יב וְעָבַרְתִּי בְאֶרֶץ מִצְרַיִם בַּלַּיְלָה הַזֶּה וְהִכֵּיתִי כָל בְּכוֹר בְּאֶרֶץ מִצְרַיִם מֵאָדָם וְעַד בְּהֵמָה וּבְכָל אֱלֹהֵי מִצְרַיִם אֶעֱשֶׂה שְׁפָטִים אֲנִי יַהְוֶה יג וְהָיָה הַדָּם לָכֶם לְאֹת עַל הַבָּתִּים אֲשֶׁר אַתֶּם שָׁם וְרָאִיתִי אֶת הַדָּם וּפָסַחְתִּי עֲלֵכֶם וְלֹא יִהְיֶה בָכֶם נֶגֶף לְמַשְׁחִית בְּהַכֹּתִי בְּאֶרֶץ מִצְרָיִם
The narrative is a bit complex; however, the general idea is as follows. The Israelites sacrifice the Pesach offering.1 The blood of this Pesach offering is caught in a basin, and a bunch of hyssop is used to apply the blood to the lintel and two side-posts of the Israelite homes.2 Yahveh via Moses tells the Israelites that the blood applied to their door-posts in the specified manner will be “your sign” [לָכֶם לְאֹת].3 Yahveh sees this sign and does not allow the destroyer [מַשְׁחִית] to come unto their houses to plague the Israelites.4 The destroyer [הַמַשְׁחִית] is an entity that is to plague [לִנְגֹּף]5 with a plague [נֶגֶף]6 every firstborn in Egypt where Yahveh does not see the sign of the blood upon the door-posts. In fact, the plague is referred to as “the destroyer’s plague” [נֶגֶף לְמַשְׁחִית].7
1 Exo. 12:28 cf. Exo. 12:6, 12:21
2 Exo. 12:28 cf. Exo. 12:7, 12:22
3 Exo. 12:23 cf. Exo. 12:13
4 Exo. 12:23 cf. Exo. 12:13
5 Exo. 12:23
6 Exo. 12:13
7 Exo. 12:13. Granted, Carl Friedrich Keil (p. 19) commented, “...there is no article with למשׁחית.” He understands נֶגֶף לְמַשְׁחִית as meaning “plague to destroy.” However, the article would be indicated by a dagesh (small dot) within the מ, like so מּ, and such [Masoretic] vowel pointing would not have been part of the original manuscript.

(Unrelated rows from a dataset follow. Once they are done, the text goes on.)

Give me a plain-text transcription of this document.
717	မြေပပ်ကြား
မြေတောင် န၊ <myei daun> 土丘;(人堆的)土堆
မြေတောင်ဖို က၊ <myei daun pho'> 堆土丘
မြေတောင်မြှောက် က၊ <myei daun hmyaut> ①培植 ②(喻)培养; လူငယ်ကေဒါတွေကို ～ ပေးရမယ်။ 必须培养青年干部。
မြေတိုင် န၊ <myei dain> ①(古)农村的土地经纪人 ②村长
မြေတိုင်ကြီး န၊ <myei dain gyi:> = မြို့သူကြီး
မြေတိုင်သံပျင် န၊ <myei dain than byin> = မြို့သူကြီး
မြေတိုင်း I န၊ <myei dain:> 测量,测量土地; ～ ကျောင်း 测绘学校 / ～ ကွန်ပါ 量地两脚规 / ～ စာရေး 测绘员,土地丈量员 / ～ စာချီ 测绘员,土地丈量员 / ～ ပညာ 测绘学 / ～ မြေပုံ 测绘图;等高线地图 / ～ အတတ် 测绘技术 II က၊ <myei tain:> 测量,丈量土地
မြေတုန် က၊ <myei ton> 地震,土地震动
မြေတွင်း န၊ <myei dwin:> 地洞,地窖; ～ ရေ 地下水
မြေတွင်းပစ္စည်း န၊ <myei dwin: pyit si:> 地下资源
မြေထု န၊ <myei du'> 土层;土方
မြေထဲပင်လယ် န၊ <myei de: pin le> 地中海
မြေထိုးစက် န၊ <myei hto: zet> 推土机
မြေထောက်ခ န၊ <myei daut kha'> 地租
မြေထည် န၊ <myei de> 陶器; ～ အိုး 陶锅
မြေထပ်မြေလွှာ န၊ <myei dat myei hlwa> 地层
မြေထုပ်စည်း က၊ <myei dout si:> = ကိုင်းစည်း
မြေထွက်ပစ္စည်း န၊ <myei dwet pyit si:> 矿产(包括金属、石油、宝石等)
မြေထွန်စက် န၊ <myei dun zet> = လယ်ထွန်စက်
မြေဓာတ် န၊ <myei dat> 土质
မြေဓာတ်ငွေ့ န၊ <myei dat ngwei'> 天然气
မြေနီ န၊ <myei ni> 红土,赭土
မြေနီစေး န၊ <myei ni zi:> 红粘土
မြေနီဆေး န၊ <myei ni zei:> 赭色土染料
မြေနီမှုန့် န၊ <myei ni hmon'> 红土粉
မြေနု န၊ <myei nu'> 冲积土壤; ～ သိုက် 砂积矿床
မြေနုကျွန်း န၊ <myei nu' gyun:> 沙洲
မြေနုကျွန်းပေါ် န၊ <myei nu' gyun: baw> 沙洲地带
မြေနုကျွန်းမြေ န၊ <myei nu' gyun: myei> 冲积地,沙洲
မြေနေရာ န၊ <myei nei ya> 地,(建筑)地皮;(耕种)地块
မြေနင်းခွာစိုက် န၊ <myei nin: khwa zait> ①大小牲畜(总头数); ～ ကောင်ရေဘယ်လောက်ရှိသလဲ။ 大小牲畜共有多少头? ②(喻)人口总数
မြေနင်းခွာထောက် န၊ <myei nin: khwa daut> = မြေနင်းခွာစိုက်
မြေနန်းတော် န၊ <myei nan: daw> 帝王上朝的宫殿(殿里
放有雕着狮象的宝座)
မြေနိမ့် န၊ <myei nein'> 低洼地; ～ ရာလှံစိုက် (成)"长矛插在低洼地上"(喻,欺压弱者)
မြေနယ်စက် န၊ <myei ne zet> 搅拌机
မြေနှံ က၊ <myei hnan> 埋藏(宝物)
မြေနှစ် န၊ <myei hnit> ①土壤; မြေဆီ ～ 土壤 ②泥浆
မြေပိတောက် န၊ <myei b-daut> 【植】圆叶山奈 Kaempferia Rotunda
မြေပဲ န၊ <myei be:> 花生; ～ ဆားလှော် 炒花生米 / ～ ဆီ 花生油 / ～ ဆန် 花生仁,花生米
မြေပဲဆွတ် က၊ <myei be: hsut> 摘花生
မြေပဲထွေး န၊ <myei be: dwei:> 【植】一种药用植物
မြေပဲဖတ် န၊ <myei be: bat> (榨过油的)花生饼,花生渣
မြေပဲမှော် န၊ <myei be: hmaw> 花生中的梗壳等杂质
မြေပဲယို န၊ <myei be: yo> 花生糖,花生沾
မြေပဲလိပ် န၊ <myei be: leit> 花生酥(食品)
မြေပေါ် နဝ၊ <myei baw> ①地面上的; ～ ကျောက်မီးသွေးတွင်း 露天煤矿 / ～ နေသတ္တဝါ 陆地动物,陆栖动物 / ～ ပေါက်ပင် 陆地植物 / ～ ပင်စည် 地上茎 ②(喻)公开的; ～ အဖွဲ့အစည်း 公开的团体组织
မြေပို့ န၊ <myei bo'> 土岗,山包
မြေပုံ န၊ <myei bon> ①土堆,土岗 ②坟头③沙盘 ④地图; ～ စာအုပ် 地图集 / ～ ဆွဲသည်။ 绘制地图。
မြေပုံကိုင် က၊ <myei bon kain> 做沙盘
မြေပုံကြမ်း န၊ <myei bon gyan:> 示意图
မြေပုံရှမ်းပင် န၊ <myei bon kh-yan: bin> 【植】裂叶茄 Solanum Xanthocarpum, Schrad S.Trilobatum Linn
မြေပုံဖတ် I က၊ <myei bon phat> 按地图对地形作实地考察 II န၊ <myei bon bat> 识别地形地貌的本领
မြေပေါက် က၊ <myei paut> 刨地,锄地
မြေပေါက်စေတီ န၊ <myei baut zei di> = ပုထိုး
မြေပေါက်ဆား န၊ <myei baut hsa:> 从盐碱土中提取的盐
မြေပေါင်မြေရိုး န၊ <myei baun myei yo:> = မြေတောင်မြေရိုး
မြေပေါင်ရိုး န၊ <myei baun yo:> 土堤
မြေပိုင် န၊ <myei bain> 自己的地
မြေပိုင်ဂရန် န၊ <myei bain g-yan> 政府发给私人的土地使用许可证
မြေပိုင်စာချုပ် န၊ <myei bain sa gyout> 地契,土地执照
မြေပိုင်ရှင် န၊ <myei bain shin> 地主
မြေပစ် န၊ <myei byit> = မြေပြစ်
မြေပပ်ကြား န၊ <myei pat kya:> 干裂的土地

Since it is written that Yahveh Himself will “pass through” (note: this is the verb עָבַר avar) the land of Egypt and smite all the firstborn in the land of Egypt, but this is actually accomplished via “the destroyer” which plagues the firstborn of Egypt with a plague, we can reasonably conclude that the destroyer is Yahveh’s agent of destruction. Yonatan ben Uzziel suspects as much, as he interpreted the Hebrew into Aramaic as מלאכא מחבלא (“the destroying angel”) in his targum.8
8 Targum of Yonatan ben Uzziel, Exo. 12:23
Therefore, we have Yahveh and Yahveh’s destroyer. These are two separate entities. The latter is Yahveh’s agent which executes judgment upon Egypt and plagues the firstborn with the plague of death. A similar entity encountered in 1 Chr. 21:15 is referred to as “the destroying9 angel” [לַמַּלְאָךְ הַמַּשְׁחִית] and executes judgment and destruction at God’s behest.
9 or “destroyer”
Meredith G. Kline wrote,10
10 Kline, p. 499
With that being said, it’s a bit easier to understand what is occurring during the final plague. As the destroyer is passing through Egypt, it is plaguing the firstborns with the plague of death, thus killing them. However, the destroyer is impeded from entering the houses of the Israelites only because Yahveh Himself sees the sign of the blood on their door-posts. When Yahveh sees this sign, He does not “pass over” the Israelites’ houses. If Yahveh were to simply pass over their houses, it would not impede the destroyer who could enter the houses after Yahveh passed over. (Therefore, the verb פָּסַח pasach does not really mean “pass over” when translated into English.) Yahveh, upon seeing the sign of the blood upon the door-posts, then covers (or hovers over, protects) these houses. When Yahveh covers the houses of the Israelites, the destroyer is not allowed to come unto the houses to plague the Israelites. Yahveh Himself is providing divine protection over these houses until all the firstborns of Egypt without divine protection have been plagued and killed by the destroyer.
Keil, Carl Friedrich. Commentary on the Old Testament. 1900. Reprint. Trans. Martin, James. Vol. 1. Grand Rapids: Eerdmans, 1986.
Kline, Meredith G. “The Feast of Cover-Over.” Journal of the Evangelical Theological Society. 37/4 (1994): 497–510.